What does "environment" really mean in the complex, non-Western milieu of present-day Tokyo? How can anthropology contribute to the technical discussions and quantitative measures typically found in environmental studies? Author Peter Wynn Kirby explores these questions through a deep cultural analysis of waste in contemporary Japan. His parameters are intentionally broad—encompassing ideas of "nature," attitudes toward hygiene, notions of health and illness, problems with vermin and toxic waste, processes of social exclusion, and reproductive threats. Troubled Natures concludes that how surroundings are conceived, invoked, and enacted is subjective, highly contextual, and under continual negotiation—with suggestive implications for anthropology, social science, and environmental studies generally. Kirby casts his anthropological lens over two Tokyo neighborhoods, comparing environmental consciousness and conduct in communities facing specific toxic threats (real or perceived).

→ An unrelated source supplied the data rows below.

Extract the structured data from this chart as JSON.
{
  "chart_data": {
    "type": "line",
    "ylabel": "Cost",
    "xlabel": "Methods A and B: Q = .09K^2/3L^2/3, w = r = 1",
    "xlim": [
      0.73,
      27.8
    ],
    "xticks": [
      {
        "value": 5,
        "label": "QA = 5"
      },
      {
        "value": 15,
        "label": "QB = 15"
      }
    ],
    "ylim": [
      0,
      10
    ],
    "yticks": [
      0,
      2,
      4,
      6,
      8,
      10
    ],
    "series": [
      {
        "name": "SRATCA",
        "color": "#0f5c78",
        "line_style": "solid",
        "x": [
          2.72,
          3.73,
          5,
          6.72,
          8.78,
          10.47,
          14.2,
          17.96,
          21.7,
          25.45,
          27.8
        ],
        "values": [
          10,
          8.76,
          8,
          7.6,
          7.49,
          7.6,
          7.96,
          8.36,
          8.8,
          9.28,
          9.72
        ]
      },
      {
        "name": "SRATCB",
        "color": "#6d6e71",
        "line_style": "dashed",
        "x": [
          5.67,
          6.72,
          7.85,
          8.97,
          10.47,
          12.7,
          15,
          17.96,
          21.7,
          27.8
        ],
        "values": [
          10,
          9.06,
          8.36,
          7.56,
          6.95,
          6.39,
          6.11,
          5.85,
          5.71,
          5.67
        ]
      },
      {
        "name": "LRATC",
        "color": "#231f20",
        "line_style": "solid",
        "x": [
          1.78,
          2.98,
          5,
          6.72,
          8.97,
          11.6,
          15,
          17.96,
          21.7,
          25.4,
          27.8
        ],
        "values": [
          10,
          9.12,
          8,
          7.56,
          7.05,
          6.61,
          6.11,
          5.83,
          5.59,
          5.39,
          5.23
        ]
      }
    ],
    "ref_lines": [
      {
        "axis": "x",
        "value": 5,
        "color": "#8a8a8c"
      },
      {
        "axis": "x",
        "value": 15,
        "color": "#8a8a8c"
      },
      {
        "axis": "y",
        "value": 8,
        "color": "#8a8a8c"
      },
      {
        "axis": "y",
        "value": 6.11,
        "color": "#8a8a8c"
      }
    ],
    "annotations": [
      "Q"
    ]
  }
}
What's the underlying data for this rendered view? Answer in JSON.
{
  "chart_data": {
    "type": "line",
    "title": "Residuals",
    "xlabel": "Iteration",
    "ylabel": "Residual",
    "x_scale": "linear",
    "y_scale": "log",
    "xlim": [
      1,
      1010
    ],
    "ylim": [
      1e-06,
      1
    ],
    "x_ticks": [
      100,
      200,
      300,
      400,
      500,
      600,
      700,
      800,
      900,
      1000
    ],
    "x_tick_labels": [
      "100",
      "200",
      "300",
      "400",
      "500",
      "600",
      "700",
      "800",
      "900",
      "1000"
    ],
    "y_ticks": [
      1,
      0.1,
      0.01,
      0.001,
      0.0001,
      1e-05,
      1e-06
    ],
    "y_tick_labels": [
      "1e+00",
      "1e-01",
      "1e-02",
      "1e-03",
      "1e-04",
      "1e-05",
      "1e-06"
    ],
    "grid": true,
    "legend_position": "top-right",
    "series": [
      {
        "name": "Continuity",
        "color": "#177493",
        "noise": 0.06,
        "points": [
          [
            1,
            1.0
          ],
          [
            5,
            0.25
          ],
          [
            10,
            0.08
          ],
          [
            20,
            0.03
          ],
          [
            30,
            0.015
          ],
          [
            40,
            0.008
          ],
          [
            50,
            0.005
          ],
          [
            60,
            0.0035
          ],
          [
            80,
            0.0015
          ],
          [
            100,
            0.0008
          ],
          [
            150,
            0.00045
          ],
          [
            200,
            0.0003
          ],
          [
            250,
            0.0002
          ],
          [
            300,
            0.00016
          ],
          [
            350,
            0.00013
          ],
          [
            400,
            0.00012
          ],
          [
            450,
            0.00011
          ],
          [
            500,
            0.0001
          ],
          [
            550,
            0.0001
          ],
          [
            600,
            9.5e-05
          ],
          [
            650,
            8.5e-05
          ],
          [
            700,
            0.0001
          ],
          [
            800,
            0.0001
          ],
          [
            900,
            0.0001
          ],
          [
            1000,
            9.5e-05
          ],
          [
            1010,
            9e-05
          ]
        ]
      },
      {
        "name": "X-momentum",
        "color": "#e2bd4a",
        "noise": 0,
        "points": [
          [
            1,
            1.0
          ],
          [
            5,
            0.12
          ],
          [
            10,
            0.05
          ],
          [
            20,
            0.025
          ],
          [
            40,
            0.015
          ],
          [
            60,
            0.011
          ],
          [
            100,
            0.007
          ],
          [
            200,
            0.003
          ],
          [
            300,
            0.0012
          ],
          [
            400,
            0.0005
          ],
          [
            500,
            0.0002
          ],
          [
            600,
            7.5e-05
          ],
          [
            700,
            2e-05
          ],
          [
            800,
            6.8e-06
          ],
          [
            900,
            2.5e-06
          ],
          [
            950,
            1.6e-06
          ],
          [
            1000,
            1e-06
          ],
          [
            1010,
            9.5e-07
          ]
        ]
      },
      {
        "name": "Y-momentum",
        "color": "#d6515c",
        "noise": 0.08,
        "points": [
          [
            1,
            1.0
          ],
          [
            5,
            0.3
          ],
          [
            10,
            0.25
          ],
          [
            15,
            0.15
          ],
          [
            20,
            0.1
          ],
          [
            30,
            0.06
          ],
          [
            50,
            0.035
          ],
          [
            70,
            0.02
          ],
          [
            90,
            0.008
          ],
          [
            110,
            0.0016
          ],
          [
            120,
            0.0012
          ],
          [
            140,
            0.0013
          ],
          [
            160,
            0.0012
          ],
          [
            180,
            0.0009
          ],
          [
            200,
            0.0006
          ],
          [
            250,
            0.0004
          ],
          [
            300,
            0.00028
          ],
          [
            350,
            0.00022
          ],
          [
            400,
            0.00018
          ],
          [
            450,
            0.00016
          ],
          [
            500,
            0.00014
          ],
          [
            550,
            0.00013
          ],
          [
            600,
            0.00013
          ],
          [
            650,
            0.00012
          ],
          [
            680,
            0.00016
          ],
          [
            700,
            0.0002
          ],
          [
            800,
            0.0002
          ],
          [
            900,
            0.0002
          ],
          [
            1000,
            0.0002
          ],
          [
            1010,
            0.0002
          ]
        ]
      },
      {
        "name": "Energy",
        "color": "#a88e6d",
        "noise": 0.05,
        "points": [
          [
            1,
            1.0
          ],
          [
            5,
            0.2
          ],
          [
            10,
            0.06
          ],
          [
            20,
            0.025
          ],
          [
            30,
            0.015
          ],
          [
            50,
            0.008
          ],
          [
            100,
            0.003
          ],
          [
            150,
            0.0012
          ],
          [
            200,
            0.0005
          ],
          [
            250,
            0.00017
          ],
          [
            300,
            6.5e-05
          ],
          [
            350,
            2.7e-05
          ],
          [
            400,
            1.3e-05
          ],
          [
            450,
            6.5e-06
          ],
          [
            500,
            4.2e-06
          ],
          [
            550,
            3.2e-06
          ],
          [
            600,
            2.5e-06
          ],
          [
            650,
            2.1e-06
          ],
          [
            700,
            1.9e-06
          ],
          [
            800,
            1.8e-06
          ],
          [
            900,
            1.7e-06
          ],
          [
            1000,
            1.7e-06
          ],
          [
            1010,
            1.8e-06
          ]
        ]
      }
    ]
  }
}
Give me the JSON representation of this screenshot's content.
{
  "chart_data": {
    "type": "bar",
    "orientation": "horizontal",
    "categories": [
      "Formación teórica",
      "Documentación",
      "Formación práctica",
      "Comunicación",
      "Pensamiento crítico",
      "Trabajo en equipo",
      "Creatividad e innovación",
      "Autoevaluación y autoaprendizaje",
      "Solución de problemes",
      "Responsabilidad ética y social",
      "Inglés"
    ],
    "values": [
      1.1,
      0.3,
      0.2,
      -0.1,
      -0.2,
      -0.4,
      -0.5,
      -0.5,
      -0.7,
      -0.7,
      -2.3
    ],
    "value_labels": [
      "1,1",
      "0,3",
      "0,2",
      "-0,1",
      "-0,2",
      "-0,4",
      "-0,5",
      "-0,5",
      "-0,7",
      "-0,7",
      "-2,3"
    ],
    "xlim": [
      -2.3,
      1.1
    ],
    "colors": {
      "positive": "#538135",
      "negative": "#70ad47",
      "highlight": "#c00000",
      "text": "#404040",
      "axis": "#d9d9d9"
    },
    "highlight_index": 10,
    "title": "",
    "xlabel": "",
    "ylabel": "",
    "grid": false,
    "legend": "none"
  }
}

In each fieldsite, the tension between lofty rhetoric and daily practices helps highlight the practical ambivalence of Japanese environmental consciousness. Waste practices and ideas of pollution in Tokyo tie clearly into broader social issues such as exclusionary practices, emergent lifestyle changes, recycling efforts, and novel forms of energy production. Throughout, waste and environmental health problems in Tokyo collide against diverse cultural elements linked to nature(s)—uneasy relations between animals and humans; "native" conceptions of the "foreign" and the "polluted"; reproductive challenges in the face of a plunging fertility rate; and changing attitudes toward illness and health. The book’s thoughtful inquiry into the ways in which environmental questions circulate throughout Japanese society furnishes insight into central elements of contemporary Japanese life. As for the pivotal question of how to shape environmental policy internationally, Troubled Natures reminds us that efforts to influence a society’s waste shadow must unfold over a distinctive sociocultural topography where attitudes to garbage, health, purity, pollution, and excess can impact environmental priorities in profound ways.